2014 was the first year Americans have had to deal with tax credits and penalties pertaining to the Affordable Care Act (ACA). Approximately 7.5 million taxpayers reported paying a total of $1.5 billion in penalties.
More Americans paid the penalty for not having healthcare coverage in 2014 than the tax authorities originally estimated, the IRS commissioner confirmed in a letter to members of Congress. The vast majority of US taxpayers had qualifying health coverage.
Following “numerous requests” from members of Congress, Internal Revenue Service commissioner John Koskinen sent out a four-page letter with the data the agency has collected so far, after processing about 135 million out of the estimated 150 million tax returns for 2014.
Out of those returns, Koskinen wrote, approximately 7.5 million taxpayers reported a total of $1.5 billion in “individual shared responsibility payments,” as the penalty for not having qualifying health insurance is called under the Affordable Care Act (ACA). Government estimates from earlier this year predicted that number of returns affected by the penalty would range from $3-6 million, according to NPR.
Under the ACA, also known as Obamacare, the 2014 individual tax penalty for not having health insurance is 1 percent of one’s annual income or $95, whichever is greater.
According to the IRS commissioner, the penalties were “relatively small,” with the average payment around $200. He said 85 percent of the taxpayers who reported a penalty still got a tax refund.
Approximately 300,000 taxpayers who reported a penalty payment were in the low-income group that should have claimed an exemption, Koskinen wrote, noting that the IRS would reach out to them and urge them to file an amended tax return.
About 76 percent of taxpayers – approximately 102 million tax returns – checked the box indicating they had qualifying coverage all year.

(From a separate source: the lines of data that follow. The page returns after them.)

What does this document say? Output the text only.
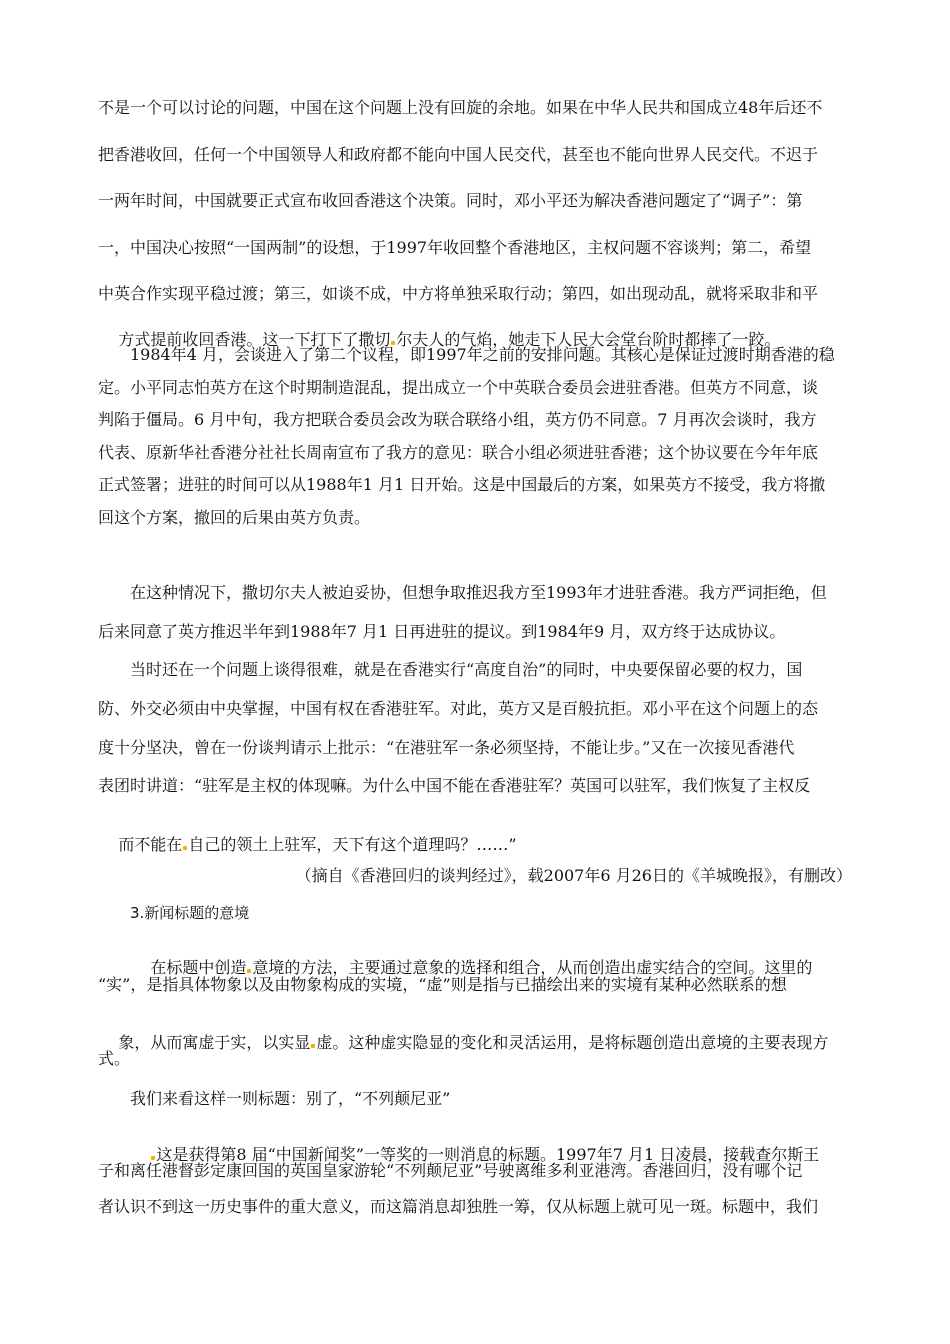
不是一个可以讨论的问题，中国在这个问题上没有回旋的余地。如果在中华人民共和国成立48年后还不
把香港收回，任何一个中国领导人和政府都不能向中国人民交代，甚至也不能向世界人民交代。不迟于
一两年时间，中国就要正式宣布收回香港这个决策。同时，邓小平还为解决香港问题定了“调子”：第
一，中国决心按照“一国两制”的设想，于1997年收回整个香港地区，主权问题不容谈判；第二，希望
中英合作实现平稳过渡；第三，如谈不成，中方将单独采取行动；第四，如出现动乱，就将采取非和平

方式提前收回香港。这一下打下了撒切 尔夫人的气焰，她走下人民大会堂台阶时都摔了一跤。

1984年4 月，会谈进入了第二个议程，即1997年之前的安排问题。其核心是保证过渡时期香港的稳
定。小平同志怕英方在这个时期制造混乱，提出成立一个中英联合委员会进驻香港。但英方不同意，谈
判陷于僵局。6 月中旬，我方把联合委员会改为联合联络小组，英方仍不同意。7 月再次会谈时，我方
代表、原新华社香港分社社长周南宣布了我方的意见：联合小组必须进驻香港；这个协议要在今年年底
正式签署；进驻的时间可以从1988年1 月1 日开始。这是中国最后的方案，如果英方不接受，我方将撤
回这个方案，撤回的后果由英方负责。
在这种情况下，撒切尔夫人被迫妥协，但想争取推迟我方至1993年才进驻香港。我方严词拒绝，但
后来同意了英方推迟半年到1988年7 月1 日再进驻的提议。到1984年9 月，双方终于达成协议。
当时还在一个问题上谈得很难，就是在香港实行“高度自治”的同时，中央要保留必要的权力，国
防、外交必须由中央掌握，中国有权在香港驻军。对此，英方又是百般抗拒。邓小平在这个问题上的态
度十分坚决，曾在一份谈判请示上批示：“在港驻军一条必须坚持，不能让步。”又在一次接见香港代
表团时讲道：“驻军是主权的体现嘛。为什么中国不能在香港驻军？英国可以驻军，我们恢复了主权反

而不能在 自己的领土上驻军，天下有这个道理吗？……”

（摘自《香港回归的谈判经过》，载2007年6 月26日的《羊城晚报》，有删改）
3.新闻标题的意境

在标题中创造 意境的方法，主要通过意象的选择和组合，从而创造出虚实结合的空间。这里的

“实”，是指具体物象以及由物象构成的实境，“虚”则是指与已描绘出来的实境有某种必然联系的想

象，从而寓虚于实，以实显 虚。这种虚实隐显的变化和灵活运用，是将标题创造出意境的主要表现方

式。
我们来看这样一则标题：别了，“不列颠尼亚”

这是获得第8 届“中国新闻奖”一等奖的一则消息的标题。1997年7 月1 日凌晨，接载查尔斯王

子和离任港督彭定康回国的英国皇家游轮“不列颠尼亚”号驶离维多利亚港湾。香港回归，没有哪个记
者认识不到这一历史事件的重大意义，而这篇消息却独胜一筹，仅从标题上就可见一斑。标题中，我们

Another 12 million taxpayers claimed an exemption, including people whose incomes were too low and Native Americans.
There were 5.1 million returns in 2014 that did not claim qualifying coverage, an exemption, or a penalty. “We are analyzing these cases to determine their status,” Commissioner Koskinen wrote.

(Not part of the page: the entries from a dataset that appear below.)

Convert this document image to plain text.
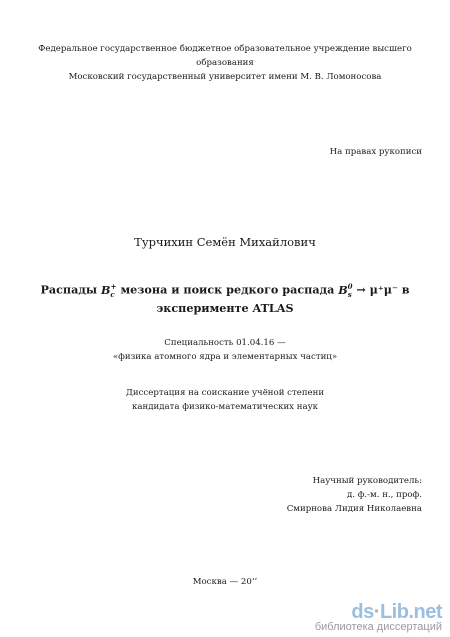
Федеральное государственное бюджетное образовательное учреждение высшего
образования
Московский государственный университет имени М. В. Ломоносова
На правах рукописи
Турчихин Семён Михайлович
Распады $B_c^+$ мезона и поиск редкого распада $B_s^0 \to \mu^+\mu^-$ в
эксперименте ATLAS
Специальность 01.04.16 —
«физика атомного ядра и элементарных частиц»
Диссертация на соискание учёной степени
кандидата физико-математических наук
Научный руководитель:
д. ф.-м. н., проф.
Смирнова Лидия Николаевна
Москва — 20‘’
ds·Lib.net
библиотека диссертаций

Reporting on the federal subsidies for qualified taxpayers, the IRS chief said about 2.7 million taxpayers claimed approximately $9 billion, with an average subsidy amounting to $3,400. Out of that number, only 20 percent reported subsidies of $5,000 or more, while the rest were split evenly between those receiving less than $2,000 and those receiving between $2,000 and $5,000 in federal tax credits.